Was von einem »Frieden« zu erwarten ist, der vor dem Hintergrund der gesellschaftspolitischen Vorstellungen der iranischen Mullahs, der Hizbollah im Libanon und der Houthis im Jemen gezimmert werden soll, mag man sich lieber nicht ausmalen.

Die von Israel hinsichtlich der getöteten Zivilist:innen in Umlauf ­gebrachten »fake news« (Grosfoguel) dienten nur dazu, die Hamas zu delegitimieren. Kein Wort zur islamistischen Ausrichtung der Organisation, zum Ziel der Vernichtung Israels in ihrer Charta, zur Politik des Jihad und zum reaktionären Frauenbild. Grosfoguel setzt vielmehr seine po­litischen Hoffnungen auf die »Achse des Widerstands«, die Israel permanent ins »Kreuzfeuer« nehme, »ausgehend von Gaza, dem Libanon, Syrien, Irak und Jemen«.

In dieser Vision wird der Staat Israel schließlich zerstört werden: Weil die Zweistaatenlösung obsolet sei, »werden wir einen Staat Freies Palästina mit verschiedenen Glaubensrichtungen und Nationen sehen, die miteinander in Frieden leben«. Was von einem solchen »Frieden« zu erwarten ist, der vor dem Hintergrund der gesellschaftspolitischen Vorstellungen der iranischen Mullahs, der Hizbollah im Libanon und der Houthis im Jemen gezimmert werden soll, mag man sich lieber nicht ausmalen.

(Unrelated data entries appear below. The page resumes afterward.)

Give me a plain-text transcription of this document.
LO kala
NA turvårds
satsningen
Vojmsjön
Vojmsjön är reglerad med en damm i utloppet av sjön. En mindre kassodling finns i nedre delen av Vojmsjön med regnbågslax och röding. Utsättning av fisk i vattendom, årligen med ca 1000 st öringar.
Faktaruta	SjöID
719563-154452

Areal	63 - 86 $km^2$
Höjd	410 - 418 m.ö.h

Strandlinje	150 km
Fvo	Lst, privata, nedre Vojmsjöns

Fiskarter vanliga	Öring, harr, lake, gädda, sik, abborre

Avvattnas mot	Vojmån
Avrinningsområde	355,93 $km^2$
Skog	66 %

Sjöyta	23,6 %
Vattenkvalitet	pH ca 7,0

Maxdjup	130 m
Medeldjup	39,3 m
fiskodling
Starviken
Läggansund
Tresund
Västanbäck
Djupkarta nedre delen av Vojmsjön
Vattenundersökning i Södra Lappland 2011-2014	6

Vom Antiimperialismus ist hier nur noch der Hass auf den Staat Israel als Verbündetem des »US-Imperialismus« geblieben. Von der Perspektive auf Befreiung, getragen vom Bemühen um neue Formen emanzipa­torischer Praxis, ist unter den Vorzeichen einer reaktionären und regressiven Religionspolitik nichts mehr übrig. Im Gegenteil, in der Allianz mit dem Islamismus macht sich die dekolonialistische Theorie nicht nur zum Sprachrohr antisemitischer Ideologie und menschenverachtender Praxis, sie verrät auch den eigenen Anspruch auf eine gerechte Welt.